Cellist feels the melody of home calling
2023/04/28 04:24

One of the most globally renowned Chinese musicians, cellist Wang Jian is back home in Shanghai.

The 54-year-old musician has been active in the international music scene for decades. He first came to public attention in 1981 as the serious-looking little boy holding on to the cello that seemed too big for his arms in the Academy Award-winning documentary From Mao to Mozart: Isaac Stern in China.

Through the past decades he has had a successful career, performing with leading orchestras all over the world, such as the London Symphony, Zurich Tonhalle, NDR Elbphilharmonie, and Stockholm Philharmonic, among others.

In March, he moved back from Europe to Shanghai with his family, taking a teaching job at the string department of his alma mater, the Shanghai Conservatory of Music. Last week, his grand comeback concert with the Shanghai Symphony Orchestra, Salute to Wang Jian, took place at the Shanghai Symphony Hall, when he played Hymnus for 12 Cellos by German composer and cellist Julius Klengel with the 11-piece cello section of the orchestra.

"It was musicians like Wang Jian that showed the world Chinese culture and music since China's reform and opening-up," says Yu Long, artistic director of the Shanghai Symphony Orchestra and conductor of the concert.

On Friday, Wang gives a recital with pianist Xue Yingjia at the Shanghai Oriental Art Center.

"I have been returning frequently to Shanghai in the past 10 years, and witnessed the great changes in China," Wang says ahead of the concert at the Shanghai Symphony Hall. "Ten years ago I would not have been able to give a cello recital," he says, as chamber music did not attract an audience in those days.

China has made dramatic progress in the socioeconomic development and the cultural scene has seen rapid growth in audiences for classical music.

Tickets for his recital at the Shanghai Oriental Art Center sold out within two hours.

He recalls that his father, who taught him the basics of the cello when he was 4, used to take him swimming in winter, at the outdoor diving pool located at today's Shanghai Symphony Hall. "It was bone-piercing cold," he says. "But it really benefited my health."

Wang moved to Shanghai from Xi'an, Shaanxi province, at 4, to live with his father who was a cellist with the yangbanxi (model play) troupe under the Shanghai Peking Opera Theatre. It was, at that time, one of the most important cultural institutions in China, and it provided a venue where a large number of outstanding musicians, singers and composers could work together.

His mother, a flutist who graduated from the Xi'an Conservatory of Music, managed to join them in Shanghai nine years later.

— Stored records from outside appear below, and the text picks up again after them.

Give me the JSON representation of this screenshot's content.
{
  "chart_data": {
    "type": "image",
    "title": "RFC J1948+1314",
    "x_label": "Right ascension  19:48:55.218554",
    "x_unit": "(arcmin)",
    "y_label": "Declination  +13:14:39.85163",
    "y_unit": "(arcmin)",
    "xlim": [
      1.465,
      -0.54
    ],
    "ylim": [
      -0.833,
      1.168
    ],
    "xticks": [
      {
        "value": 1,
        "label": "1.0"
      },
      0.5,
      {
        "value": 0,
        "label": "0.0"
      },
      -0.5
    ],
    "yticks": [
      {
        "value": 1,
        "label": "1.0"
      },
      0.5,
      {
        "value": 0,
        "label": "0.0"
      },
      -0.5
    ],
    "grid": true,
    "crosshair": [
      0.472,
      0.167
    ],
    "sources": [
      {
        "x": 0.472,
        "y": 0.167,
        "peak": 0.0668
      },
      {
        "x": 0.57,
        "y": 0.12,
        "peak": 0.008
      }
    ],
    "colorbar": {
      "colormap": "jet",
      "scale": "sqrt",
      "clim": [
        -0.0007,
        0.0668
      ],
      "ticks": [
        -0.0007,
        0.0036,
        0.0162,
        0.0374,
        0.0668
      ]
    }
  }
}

To keep his toddler son company, his father borrowed a viola from a colleague, so that the boy could imitate him when he practiced on the cello. That was how Wang began to learn to play the instrument. The dormitory room where he lived with his father was so tiny that he had to practice in the courtyard.

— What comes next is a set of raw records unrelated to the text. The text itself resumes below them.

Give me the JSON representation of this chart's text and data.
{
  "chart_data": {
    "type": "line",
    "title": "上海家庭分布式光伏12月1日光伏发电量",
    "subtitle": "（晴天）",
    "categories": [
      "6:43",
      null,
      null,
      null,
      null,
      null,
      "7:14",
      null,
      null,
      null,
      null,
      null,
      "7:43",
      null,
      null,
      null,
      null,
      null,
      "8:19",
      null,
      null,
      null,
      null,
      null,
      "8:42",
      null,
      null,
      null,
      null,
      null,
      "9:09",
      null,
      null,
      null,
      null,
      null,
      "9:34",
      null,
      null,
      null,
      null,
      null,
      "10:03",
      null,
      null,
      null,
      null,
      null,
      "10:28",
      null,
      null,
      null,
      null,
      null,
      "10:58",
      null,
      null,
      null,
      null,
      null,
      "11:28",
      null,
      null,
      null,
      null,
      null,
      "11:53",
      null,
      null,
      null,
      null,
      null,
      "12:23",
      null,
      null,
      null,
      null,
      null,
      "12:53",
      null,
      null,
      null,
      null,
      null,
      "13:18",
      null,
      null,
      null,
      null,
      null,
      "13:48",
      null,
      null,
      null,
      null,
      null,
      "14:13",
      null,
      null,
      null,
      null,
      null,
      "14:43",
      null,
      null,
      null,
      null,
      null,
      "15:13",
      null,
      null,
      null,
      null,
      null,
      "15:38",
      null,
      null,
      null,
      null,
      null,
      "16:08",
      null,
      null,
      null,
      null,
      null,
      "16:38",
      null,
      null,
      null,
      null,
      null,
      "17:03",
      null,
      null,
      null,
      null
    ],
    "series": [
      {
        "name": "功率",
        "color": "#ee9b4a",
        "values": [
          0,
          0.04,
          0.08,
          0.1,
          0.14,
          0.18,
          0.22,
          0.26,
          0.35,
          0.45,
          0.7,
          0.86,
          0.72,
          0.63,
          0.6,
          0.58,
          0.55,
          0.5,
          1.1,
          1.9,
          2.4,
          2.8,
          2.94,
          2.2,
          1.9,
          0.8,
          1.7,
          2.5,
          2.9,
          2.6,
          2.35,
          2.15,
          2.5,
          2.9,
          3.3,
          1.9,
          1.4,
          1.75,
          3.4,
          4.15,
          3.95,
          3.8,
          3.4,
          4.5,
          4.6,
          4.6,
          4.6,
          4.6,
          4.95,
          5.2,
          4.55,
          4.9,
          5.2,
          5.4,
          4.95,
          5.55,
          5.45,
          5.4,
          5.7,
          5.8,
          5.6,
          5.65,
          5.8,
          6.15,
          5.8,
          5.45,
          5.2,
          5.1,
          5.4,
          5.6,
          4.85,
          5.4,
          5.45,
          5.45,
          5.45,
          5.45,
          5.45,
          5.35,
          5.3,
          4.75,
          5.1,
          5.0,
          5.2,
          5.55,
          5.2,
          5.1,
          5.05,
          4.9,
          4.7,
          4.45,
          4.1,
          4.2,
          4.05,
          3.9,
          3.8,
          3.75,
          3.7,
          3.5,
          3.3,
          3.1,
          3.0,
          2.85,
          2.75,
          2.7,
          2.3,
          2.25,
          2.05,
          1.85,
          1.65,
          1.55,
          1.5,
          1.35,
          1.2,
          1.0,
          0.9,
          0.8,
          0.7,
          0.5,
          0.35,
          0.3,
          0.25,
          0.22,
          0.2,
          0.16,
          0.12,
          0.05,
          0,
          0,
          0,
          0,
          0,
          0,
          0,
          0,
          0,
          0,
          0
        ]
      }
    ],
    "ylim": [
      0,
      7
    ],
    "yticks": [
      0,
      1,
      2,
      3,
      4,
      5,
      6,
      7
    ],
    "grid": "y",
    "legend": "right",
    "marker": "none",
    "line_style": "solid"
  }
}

When he was 9, Wang was enrolled into the primary school attached to Shanghai Conservatory of Music. He was an outstanding student, and was often sent to perform for important foreign visitors to the city. In 1979, Isaac Stern, a celebrated violinist from the United States made a historical visit to China. Wang saw him at school.

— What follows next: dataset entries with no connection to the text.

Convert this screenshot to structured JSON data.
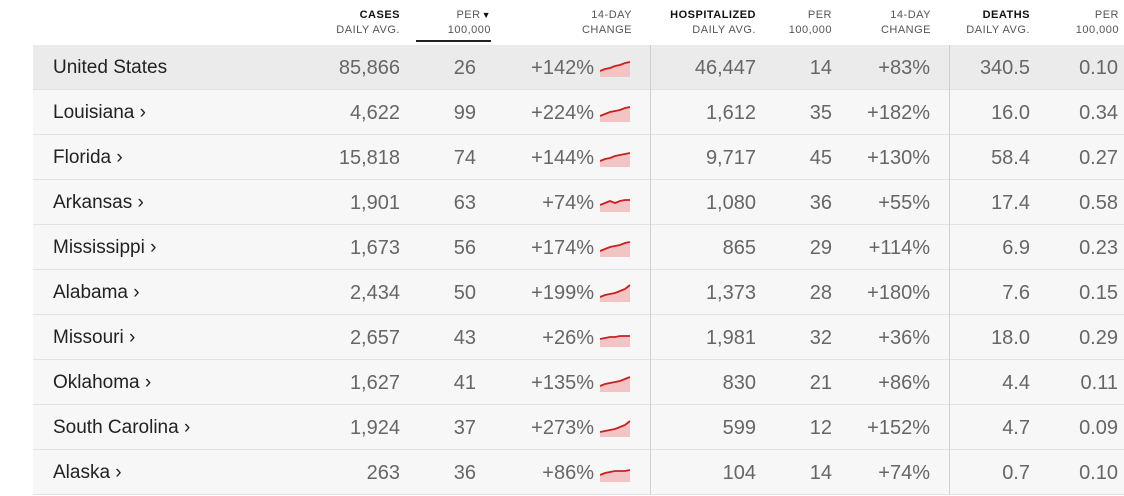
{
  "header": {
    "cases": {
      "l1": "CASES",
      "l2": "DAILY AVG."
    },
    "cases_per": {
      "l1": "PER",
      "l2": "100,000",
      "sort_icon": "triangle-down"
    },
    "cases_change": {
      "l1": "14-DAY",
      "l2": "CHANGE"
    },
    "hosp": {
      "l1": "HOSPITALIZED",
      "l2": "DAILY AVG."
    },
    "hosp_per": {
      "l1": "PER",
      "l2": "100,000"
    },
    "hosp_change": {
      "l1": "14-DAY",
      "l2": "CHANGE"
    },
    "deaths": {
      "l1": "DEATHS",
      "l2": "DAILY AVG."
    },
    "deaths_per": {
      "l1": "PER",
      "l2": "100,000"
    }
  },
  "colors": {
    "sparkline": "#cc1f1f",
    "spark_fill": "#f2c4c4"
  },
  "rows": [
    {
      "name": "United States",
      "cases": "85,866",
      "cases_per": "26",
      "cases_change": "+142%",
      "hosp": "46,447",
      "hosp_per": "14",
      "hosp_change": "+83%",
      "deaths": "340.5",
      "deaths_per": "0.10"
    },
    {
      "name": "Louisiana ›",
      "cases": "4,622",
      "cases_per": "99",
      "cases_change": "+224%",
      "hosp": "1,612",
      "hosp_per": "35",
      "hosp_change": "+182%",
      "deaths": "16.0",
      "deaths_per": "0.34"
    },
    {
      "name": "Florida ›",
      "cases": "15,818",
      "cases_per": "74",
      "cases_change": "+144%",
      "hosp": "9,717",
      "hosp_per": "45",
      "hosp_change": "+130%",
      "deaths": "58.4",
      "deaths_per": "0.27"
    },
    {
      "name": "Arkansas ›",
      "cases": "1,901",
      "cases_per": "63",
      "cases_change": "+74%",
      "hosp": "1,080",
      "hosp_per": "36",
      "hosp_change": "+55%",
      "deaths": "17.4",
      "deaths_per": "0.58"
    },
    {
      "name": "Mississippi ›",
      "cases": "1,673",
      "cases_per": "56",
      "cases_change": "+174%",
      "hosp": "865",
      "hosp_per": "29",
      "hosp_change": "+114%",
      "deaths": "6.9",
      "deaths_per": "0.23"
    },
    {
      "name": "Alabama ›",
      "cases": "2,434",
      "cases_per": "50",
      "cases_change": "+199%",
      "hosp": "1,373",
      "hosp_per": "28",
      "hosp_change": "+180%",
      "deaths": "7.6",
      "deaths_per": "0.15"
    },
    {
      "name": "Missouri ›",
      "cases": "2,657",
      "cases_per": "43",
      "cases_change": "+26%",
      "hosp": "1,981",
      "hosp_per": "32",
      "hosp_change": "+36%",
      "deaths": "18.0",
      "deaths_per": "0.29"
    },
    {
      "name": "Oklahoma ›",
      "cases": "1,627",
      "cases_per": "41",
      "cases_change": "+135%",
      "hosp": "830",
      "hosp_per": "21",
      "hosp_change": "+86%",
      "deaths": "4.4",
      "deaths_per": "0.11"
    },
    {
      "name": "South Carolina ›",
      "cases": "1,924",
      "cases_per": "37",
      "cases_change": "+273%",
      "hosp": "599",
      "hosp_per": "12",
      "hosp_change": "+152%",
      "deaths": "4.7",
      "deaths_per": "0.09"
    },
    {
      "name": "Alaska ›",
      "cases": "263",
      "cases_per": "36",
      "cases_change": "+86%",
      "hosp": "104",
      "hosp_per": "14",
      "hosp_change": "+74%",
      "deaths": "0.7",
      "deaths_per": "0.10"
    }
  ]
}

He had no idea whom the maestro violinist was, because at that time Chinese students only had access to classical music from Russia. He remembered the musician in an orange shirt, his face red from the sunburn, with a pair of glasses pushed to the forehead.

The boy only played a few stanzas when Stern called on the camera team to come over. "They rushed up, turned on the flash and while I played on, Mr Stern kept applauding, and saying 'bravo!'"

In 1981, the documentary about Stern's visit — From Mao to Mozart: Isaac Stern in China — was released and won an Oscar for the best documentary. Wang became known internationally as the child prodigy playing the cello with a big frown and his eyes often closed.

"I had this bitter and serious look since I was a child," Wang told the media recently. "Such facial expressions even I didn't like. But then I realized it reveals my effort. … When you play you have to open your heart and remove all the masks, so that you concentrate on the deepest and strongest emotion from the bottom of your heart. You can't possibly have a smile on your face at times like this."

In 1981, Wang played with the Shanghai Symphony Orchestra for the first time. It was a concert for Children's Day, and he was picked by the conductor Huang Yijun to play a concerto by Camille Saint-Saens. "Those grandpas with the orchestra asked how old I was and I said 12.They said 'no way, you must have a girlfriend. You have the feelings of a grown-up, and a grown-up who had suffered'."

In 1985, he went to the US where he studied with the renowned cellist Aldo Parisot at Yale University for eight years. In 1992, the Shanghai Symphony Orchestra went on a tour to Europe and Wang joined the company as a soloist. The next year, he completed his studies and came back to Shanghai to play with the orchestra again.

Now that he is back home, Wang hopes to play more concerts, and take more cello music to cities that he has never been to before.

"There are all these new concert halls, and people are picking up new aesthetic interests for chamber music. We will be able to bring more pieces that were previously never heard there," he says.